By far the most prominent error term referenced in marketing literature is Static Error Band. Most sensor companies define Static Error Band as the combined effects of nonlinearity, hysteresis, and repeatability errors. However, this definition can be (and is) misleading at times, specifically because it does not include two important but often ignored error sources, specifically the zero setting and span setting errors.

Users often assume that readings from pressure sensors at room temperature will always be accurate within the static error band limits. When zero set and span set are not included however, large errors often occur. For example, some manufacturers list 0.25% static error band, but separately list 0.5% zero set error and 0.5% span set error. In this example, the user may rely on a reading being within 0.25% of the true value, but in reality the reading could be in error by as much as 1.25%.

Standard practice at STS-Sensors is to include these setting errors in the Static Error Band definition. Under the STS definition, where Static Error includes the combined effects of non-linearity, hysteresis, repeatability, zero-set and span-set errors, the user can be assured that readings taken at room temperature will indeed be within the stated 0.25%.

Because the setting errors are generally large relative to the non-linearity, hysteresis, and repeatability errors, an STS sensor specified as a 0.25% device is usually equivalent to a 0.1% device from other manufacturers, and an STS 0.1% device is about equivalent to 0.04% from others.

The following definitions further explain these errors, all of which are expressed in Percent of Full Scale (%FS):

Full scale – The pressure at which the sensor outputs its maximum rated electrical signal.

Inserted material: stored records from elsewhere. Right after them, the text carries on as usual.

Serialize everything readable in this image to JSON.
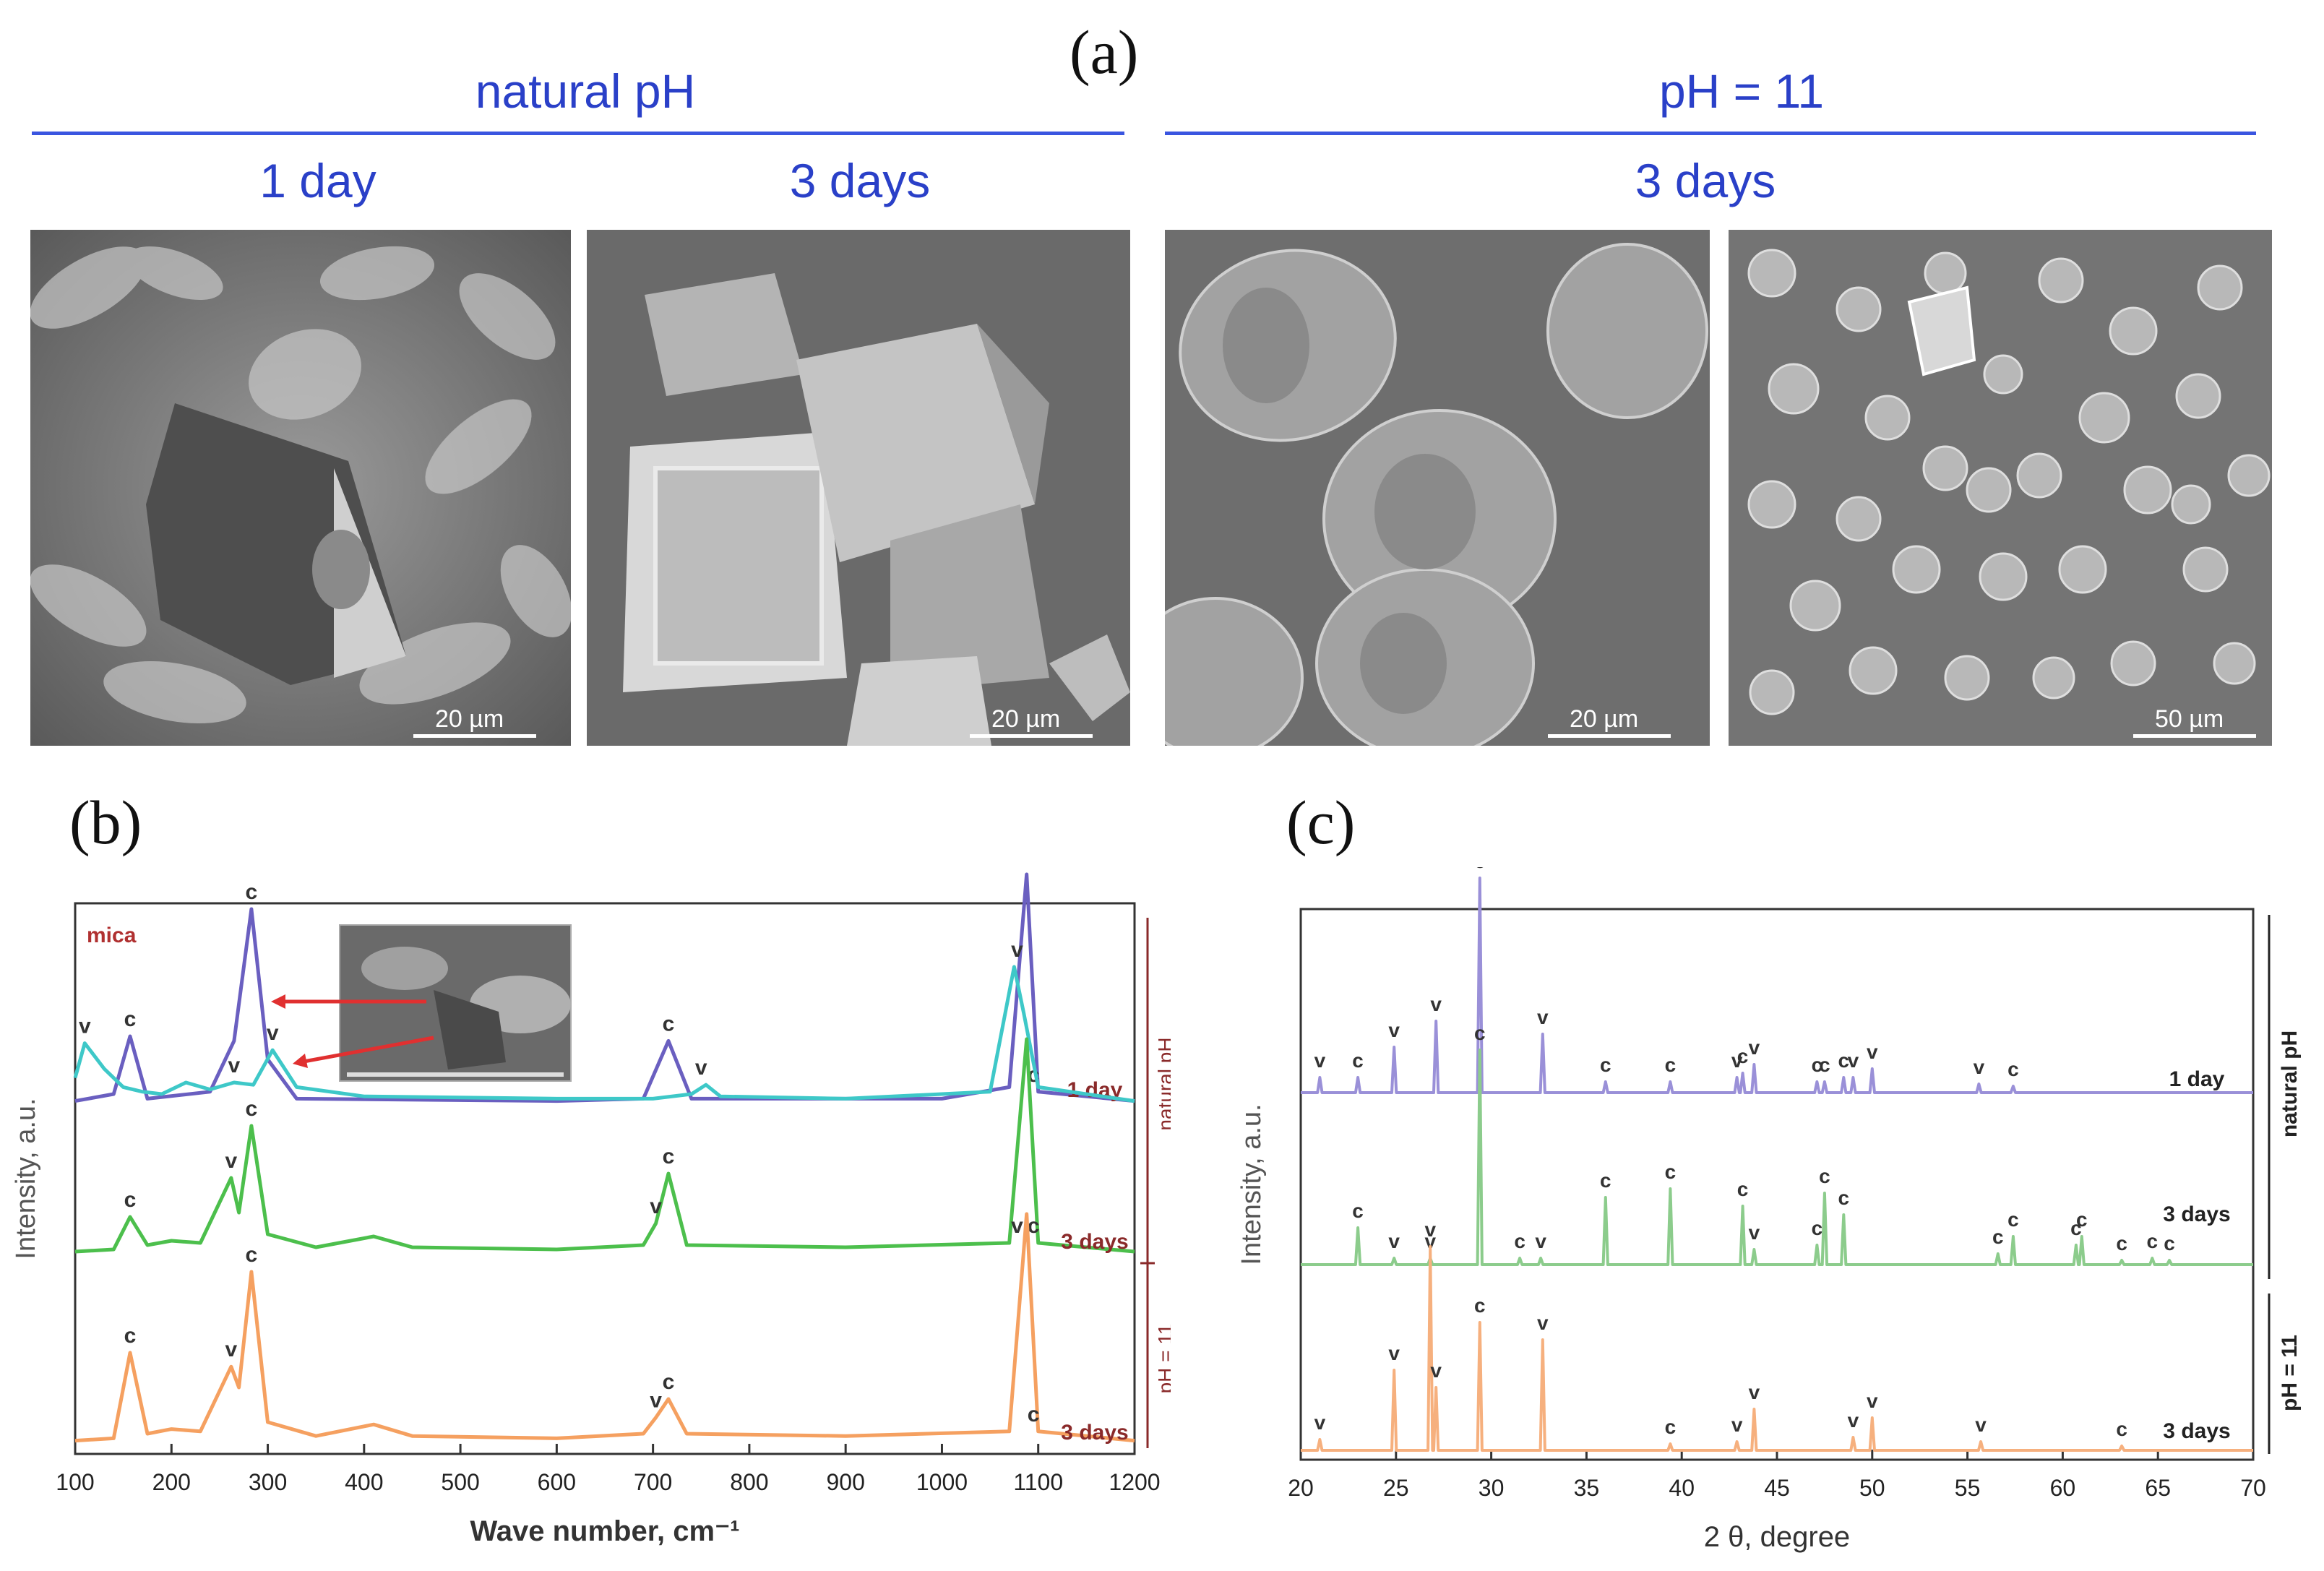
{
  "figure": {
    "label_a": "(a)",
    "label_b": "(b)",
    "label_c": "(c)",
    "group_natural": "natural pH",
    "group_ph11": "pH = 11",
    "col_1day": "1 day",
    "col_3days_a": "3 days",
    "col_3days_b": "3 days",
    "scale_1": "20 µm",
    "scale_2": "20 µm",
    "scale_3": "20 µm",
    "scale_4": "50 µm"
  },
  "chart_data": [
    {
      "type": "line",
      "panel": "(b)",
      "xlabel": "Wave number, cm⁻¹",
      "ylabel": "Intensity, a.u.",
      "xlim": [
        100,
        1200
      ],
      "xticks": [
        100,
        200,
        300,
        400,
        500,
        600,
        700,
        800,
        900,
        1000,
        1100,
        1200
      ],
      "inset_label": "mica",
      "group_labels": [
        "natural pH",
        "pH = 11"
      ],
      "series": [
        {
          "name": "1 day",
          "color": "#6a5fc0",
          "x": [
            100,
            140,
            157,
            175,
            240,
            265,
            283,
            300,
            330,
            600,
            690,
            716,
            740,
            1000,
            1070,
            1088,
            1100,
            1200
          ],
          "y": [
            0.02,
            0.05,
            0.3,
            0.03,
            0.06,
            0.28,
            0.85,
            0.2,
            0.03,
            0.02,
            0.03,
            0.28,
            0.03,
            0.03,
            0.08,
            1.0,
            0.06,
            0.02
          ],
          "peaks": [
            {
              "x": 157,
              "label": "c"
            },
            {
              "x": 283,
              "label": "c"
            },
            {
              "x": 716,
              "label": "c"
            },
            {
              "x": 1095,
              "label": "c"
            }
          ]
        },
        {
          "name": "1 day",
          "color": "#3ec8c8",
          "x": [
            100,
            110,
            130,
            150,
            170,
            190,
            215,
            240,
            265,
            285,
            305,
            330,
            400,
            600,
            700,
            740,
            755,
            770,
            900,
            1050,
            1075,
            1085,
            1100,
            1200
          ],
          "y": [
            0.12,
            0.27,
            0.16,
            0.08,
            0.06,
            0.05,
            0.1,
            0.07,
            0.1,
            0.09,
            0.24,
            0.08,
            0.04,
            0.03,
            0.03,
            0.05,
            0.09,
            0.04,
            0.03,
            0.06,
            0.6,
            0.4,
            0.08,
            0.02
          ],
          "peaks": [
            {
              "x": 110,
              "label": "v"
            },
            {
              "x": 265,
              "label": "v"
            },
            {
              "x": 305,
              "label": "v"
            },
            {
              "x": 750,
              "label": "v"
            },
            {
              "x": 1078,
              "label": "v"
            }
          ]
        },
        {
          "name": "3 days",
          "color": "#4cbf4c",
          "x": [
            100,
            140,
            157,
            175,
            200,
            230,
            262,
            270,
            283,
            300,
            350,
            410,
            450,
            600,
            690,
            703,
            716,
            735,
            900,
            1070,
            1088,
            1100,
            1200
          ],
          "y": [
            0.02,
            0.03,
            0.18,
            0.05,
            0.07,
            0.06,
            0.36,
            0.2,
            0.6,
            0.1,
            0.04,
            0.09,
            0.04,
            0.03,
            0.05,
            0.15,
            0.38,
            0.05,
            0.04,
            0.06,
            1.0,
            0.06,
            0.02
          ],
          "peaks": [
            {
              "x": 157,
              "label": "c"
            },
            {
              "x": 262,
              "label": "v"
            },
            {
              "x": 283,
              "label": "c"
            },
            {
              "x": 703,
              "label": "v"
            },
            {
              "x": 716,
              "label": "c"
            },
            {
              "x": 1078,
              "label": "v"
            },
            {
              "x": 1095,
              "label": "c"
            }
          ]
        },
        {
          "name": "3 days",
          "color": "#f5a060",
          "x": [
            100,
            140,
            157,
            175,
            200,
            230,
            262,
            270,
            283,
            300,
            350,
            410,
            450,
            600,
            690,
            703,
            716,
            735,
            900,
            1070,
            1088,
            1100,
            1200
          ],
          "y": [
            0.02,
            0.03,
            0.4,
            0.05,
            0.07,
            0.06,
            0.34,
            0.25,
            0.75,
            0.1,
            0.04,
            0.09,
            0.04,
            0.03,
            0.05,
            0.12,
            0.2,
            0.05,
            0.04,
            0.06,
            1.0,
            0.06,
            0.02
          ],
          "peaks": [
            {
              "x": 157,
              "label": "c"
            },
            {
              "x": 262,
              "label": "v"
            },
            {
              "x": 283,
              "label": "c"
            },
            {
              "x": 703,
              "label": "v"
            },
            {
              "x": 716,
              "label": "c"
            },
            {
              "x": 1095,
              "label": "c"
            }
          ]
        }
      ]
    },
    {
      "type": "line",
      "panel": "(c)",
      "xlabel": "2 θ, degree",
      "ylabel": "Intensity, a.u.",
      "xlim": [
        20,
        70
      ],
      "xticks": [
        20,
        25,
        30,
        35,
        40,
        45,
        50,
        55,
        60,
        65,
        70
      ],
      "group_labels": [
        "natural pH",
        "pH = 11"
      ],
      "series": [
        {
          "name": "1 day",
          "color": "#9a90d8",
          "peaks": [
            {
              "x": 21.0,
              "h": 0.08,
              "label": "v"
            },
            {
              "x": 23.0,
              "h": 0.08,
              "label": "c"
            },
            {
              "x": 24.9,
              "h": 0.22,
              "label": "v"
            },
            {
              "x": 27.1,
              "h": 0.34,
              "label": "v"
            },
            {
              "x": 29.4,
              "h": 1.0,
              "label": "c"
            },
            {
              "x": 32.7,
              "h": 0.28,
              "label": "v"
            },
            {
              "x": 36.0,
              "h": 0.06,
              "label": "c"
            },
            {
              "x": 39.4,
              "h": 0.06,
              "label": "c"
            },
            {
              "x": 42.9,
              "h": 0.08,
              "label": "v"
            },
            {
              "x": 43.2,
              "h": 0.1,
              "label": "c"
            },
            {
              "x": 43.8,
              "h": 0.14,
              "label": "v"
            },
            {
              "x": 47.1,
              "h": 0.06,
              "label": "c"
            },
            {
              "x": 47.5,
              "h": 0.06,
              "label": "c"
            },
            {
              "x": 48.5,
              "h": 0.08,
              "label": "c"
            },
            {
              "x": 49.0,
              "h": 0.08,
              "label": "v"
            },
            {
              "x": 50.0,
              "h": 0.12,
              "label": "v"
            },
            {
              "x": 55.6,
              "h": 0.05,
              "label": "v"
            },
            {
              "x": 57.4,
              "h": 0.04,
              "label": "c"
            }
          ]
        },
        {
          "name": "3 days",
          "color": "#8ccc8c",
          "peaks": [
            {
              "x": 23.0,
              "h": 0.18,
              "label": "c"
            },
            {
              "x": 24.9,
              "h": 0.04,
              "label": "v"
            },
            {
              "x": 26.8,
              "h": 0.04,
              "label": "v"
            },
            {
              "x": 29.4,
              "h": 1.0,
              "label": "c"
            },
            {
              "x": 31.5,
              "h": 0.04,
              "label": "c"
            },
            {
              "x": 32.6,
              "h": 0.04,
              "label": "v"
            },
            {
              "x": 36.0,
              "h": 0.32,
              "label": "c"
            },
            {
              "x": 39.4,
              "h": 0.36,
              "label": "c"
            },
            {
              "x": 43.2,
              "h": 0.28,
              "label": "c"
            },
            {
              "x": 43.8,
              "h": 0.08,
              "label": "v"
            },
            {
              "x": 47.1,
              "h": 0.1,
              "label": "c"
            },
            {
              "x": 47.5,
              "h": 0.34,
              "label": "c"
            },
            {
              "x": 48.5,
              "h": 0.24,
              "label": "c"
            },
            {
              "x": 56.6,
              "h": 0.06,
              "label": "c"
            },
            {
              "x": 57.4,
              "h": 0.14,
              "label": "c"
            },
            {
              "x": 60.7,
              "h": 0.1,
              "label": "c"
            },
            {
              "x": 61.0,
              "h": 0.14,
              "label": "c"
            },
            {
              "x": 63.1,
              "h": 0.03,
              "label": "c"
            },
            {
              "x": 64.7,
              "h": 0.04,
              "label": "c"
            },
            {
              "x": 65.6,
              "h": 0.03,
              "label": "c"
            }
          ]
        },
        {
          "name": "3 days",
          "color": "#f6b07e",
          "peaks": [
            {
              "x": 21.0,
              "h": 0.06,
              "label": "v"
            },
            {
              "x": 24.9,
              "h": 0.38,
              "label": "v"
            },
            {
              "x": 26.8,
              "h": 0.95,
              "label": "v"
            },
            {
              "x": 27.1,
              "h": 0.3,
              "label": "v"
            },
            {
              "x": 29.4,
              "h": 0.6,
              "label": "c"
            },
            {
              "x": 32.7,
              "h": 0.52,
              "label": "v"
            },
            {
              "x": 39.4,
              "h": 0.04,
              "label": "c"
            },
            {
              "x": 42.9,
              "h": 0.05,
              "label": "v"
            },
            {
              "x": 43.8,
              "h": 0.2,
              "label": "v"
            },
            {
              "x": 49.0,
              "h": 0.07,
              "label": "v"
            },
            {
              "x": 50.0,
              "h": 0.16,
              "label": "v"
            },
            {
              "x": 55.7,
              "h": 0.05,
              "label": "v"
            },
            {
              "x": 63.1,
              "h": 0.03,
              "label": "c"
            }
          ]
        }
      ]
    }
  ]
}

Hysteresis – The difference in sensor output at any given test pressure, depending on whether the test pressure was achieved by increasing or decreasing pressure. A perfect sensor with zero hysteresis would retrace the same line as the pressure is increased or decreased. In reality, hysteresis error causes the output signal to form a loop as pressure is increased and decreased.

Linearity (non-linearity) – The deviation of the electrical output from a perfect straight line as the pressure is changed from zero to full scale, or from full scale to zero. Always expressed as %FS, but several methods are used, including BSL (Best Fit Straight Line), TSL (Terminal Straight Line), or forced zero BSL. BSL is by far the most common, and FZ-BSL is rare. In the BSL method, a Best fit Straight Line derived by a linear regression analysis is used as the reference line for error measurement. In the TSL method, the reference line is draw between the two endpoints of the output curve.

Repeatability – The difference between consecutive readings taken at exactly the same pressure, when the test pressure is attained from the same direction.

Span – The change in the output of the sensor when the pressure is increased from zero to full scale

Zero-setting error – Sometimes called zero balance, this is defined as the deviation of the output from the correct value, when zero pressure is applied.